Sunday, October 6, 2013

Building a Case for War


One that is very poor
based on scenes seen before

A sad and paltry place
where words are used to encase
giving an unpleasant taste
to all that's said.

Its specter fills with dread
a place of sanity fled
before the rhetoric of war.

Geneva's conventions are by far
and most, including us, ignored.

Made at conflict's end to ensure
in retrospect, our sanctity of life
idealistic protectionism
sweetened good intentions
salted with hypocrisy
both time and expediency
and war

I cannot listen anymore
to why we should intervene
take upon ourselves another's world scene

Lead the charge of morality
tainted with complacency
giving away what is not ours
the lives of our young to preserve
our sense of dignity.

Let others bear the burden
of democracy themselves
take its reins upon their shoulders
put their youth to its presses

That we stand not alone
and first
in meaningless words
well rehearsed
as we push them off - pawns across the
world of our kingship

Protecting not the purity of life
but the vanity of supremacy

Building a case for war
When there is none.

This was written after President Obama's speech to the nation urging a strike in Syria a few weeks ago - before the budget brouhaha struck - I thought it timely on a Sunday morn of bloodshed overlooking the taking of an ounce of blood for an ounce of blood.
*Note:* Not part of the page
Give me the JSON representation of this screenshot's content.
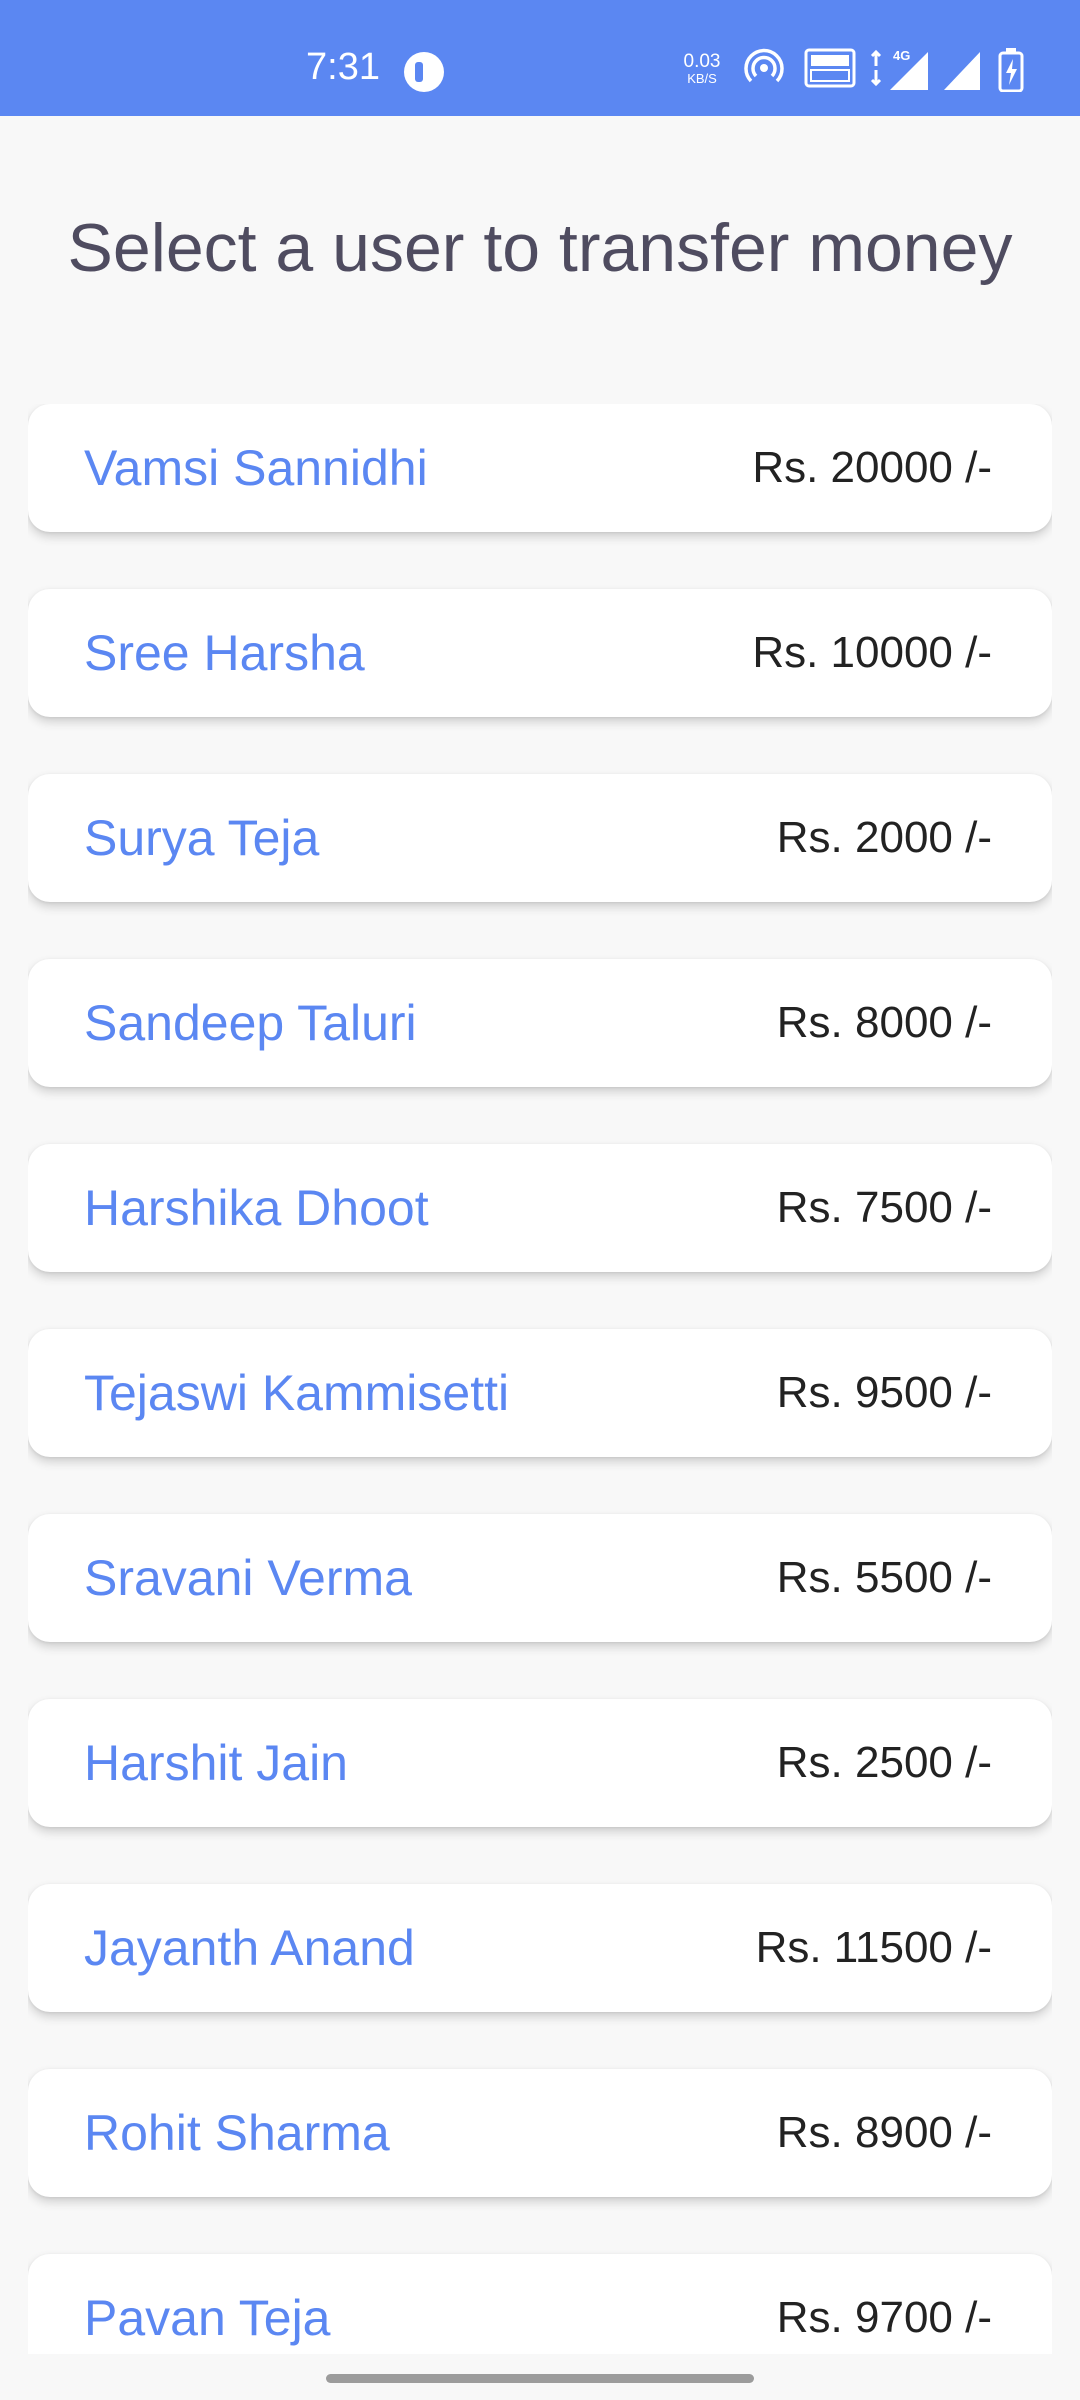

When are we justified? What is our justification? Usually a religious source, used to create a sense of the rightness of an action that is essentially wrong. And how do we reconcile these goings on? An eye for an eye, a tooth for a tooth - all preachers should preach on that one this morning, and help us find a place of comfort in it. May you find peace somewhere today, a little bit of it - not the solace of its placebo, but a true step toward achieving it.